A rRNA feature. rRNA features must have a product, so these are

FEATURE_TYPE
VALID_KEYS
class biocantor.io.ncbi.tbl_writer.TblGene(gene: inscripta.biocantor.gene.GeneInterval, submitter_lab_name: str, locus_tag: Optional[str] = None, translation_table: Optional[inscripta.biocantor.gene.codon.TranslationTable] = TranslationTable.DEFAULT)

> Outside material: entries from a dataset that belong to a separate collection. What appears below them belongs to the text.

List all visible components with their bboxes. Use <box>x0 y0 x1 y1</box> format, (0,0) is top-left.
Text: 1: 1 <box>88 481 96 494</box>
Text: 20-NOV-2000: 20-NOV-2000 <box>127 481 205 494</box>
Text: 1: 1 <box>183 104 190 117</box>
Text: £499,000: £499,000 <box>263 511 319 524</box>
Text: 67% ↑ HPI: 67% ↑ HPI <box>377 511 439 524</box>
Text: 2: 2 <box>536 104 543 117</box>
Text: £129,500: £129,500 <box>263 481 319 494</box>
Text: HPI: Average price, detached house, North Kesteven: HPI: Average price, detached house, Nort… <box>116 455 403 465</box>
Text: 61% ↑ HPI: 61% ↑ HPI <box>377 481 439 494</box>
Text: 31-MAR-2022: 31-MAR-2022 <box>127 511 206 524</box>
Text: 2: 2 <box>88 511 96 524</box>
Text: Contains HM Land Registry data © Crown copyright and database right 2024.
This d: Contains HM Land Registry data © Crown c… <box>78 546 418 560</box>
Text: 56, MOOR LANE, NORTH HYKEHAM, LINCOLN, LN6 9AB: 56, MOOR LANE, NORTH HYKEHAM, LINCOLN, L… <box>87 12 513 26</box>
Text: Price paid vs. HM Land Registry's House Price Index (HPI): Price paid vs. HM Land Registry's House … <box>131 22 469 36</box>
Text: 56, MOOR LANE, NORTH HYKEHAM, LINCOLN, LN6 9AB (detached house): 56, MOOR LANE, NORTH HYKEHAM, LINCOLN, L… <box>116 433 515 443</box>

Container class that holds a gene and its descendant features.

__iter__()
biocantor.io.ncbi.tbl_writer.collection_to_tbl(collections: Iterable[inscripta.biocantor.gene.collections.AnnotationCollection], tbl_file_handle: TextIO, translation_table: Optional[inscripta.biocantor.gene.codon.TranslationTable] = TranslationTable.DEFAULT, locus_tag_prefix: Optional[str] = None, genbank_flavor: Optional[inscripta.biocantor.io.genbank.constants.GenbankFlavor] = GenbankFlavor.EUKARYOTIC, locus_tag_jump_size: Optional[int] = 5, submitter_lab_name: Optional[str] = None, random_seed: Optional[int] = None)

Take an iterable of AnnotationCollection and produce a TBL file.

Parameters
  • collections – Iterable of AnnotationCollections. They must have sequences associated with them.∂

  • tbl_file_handle – Path to write TBL file to.

  • translation_table – Translation table of this species. Used to determine if the ends of coding genes are considered complete or not.

  • locus_tag_prefix – Locus tag prefix. If not set, the locus tag field present in the annotation set will be used. An exception will be raised if there is no locus tag on any GeneInterval.

  • genbank_flavor – NCBI treats TBL files similarly to Genbank files. The primary distinction is that for prokaryotic genomes, the mRNA feature is not produced, and instead a CDS is a direct child of the gene feature.

  • locus_tag_jump_size – NCBI likes to have locus tags jump so that they can be in sort order in subsequent genome iterations.

  • submitter_lab_name – Name to put in the dbname section of unique identifiers. This is intended to be a string that uniquely labels the submitter lab. If not set, will be a random string.

  • random_seed – A seed value for random string generation. Useful for reproducible runs of this function.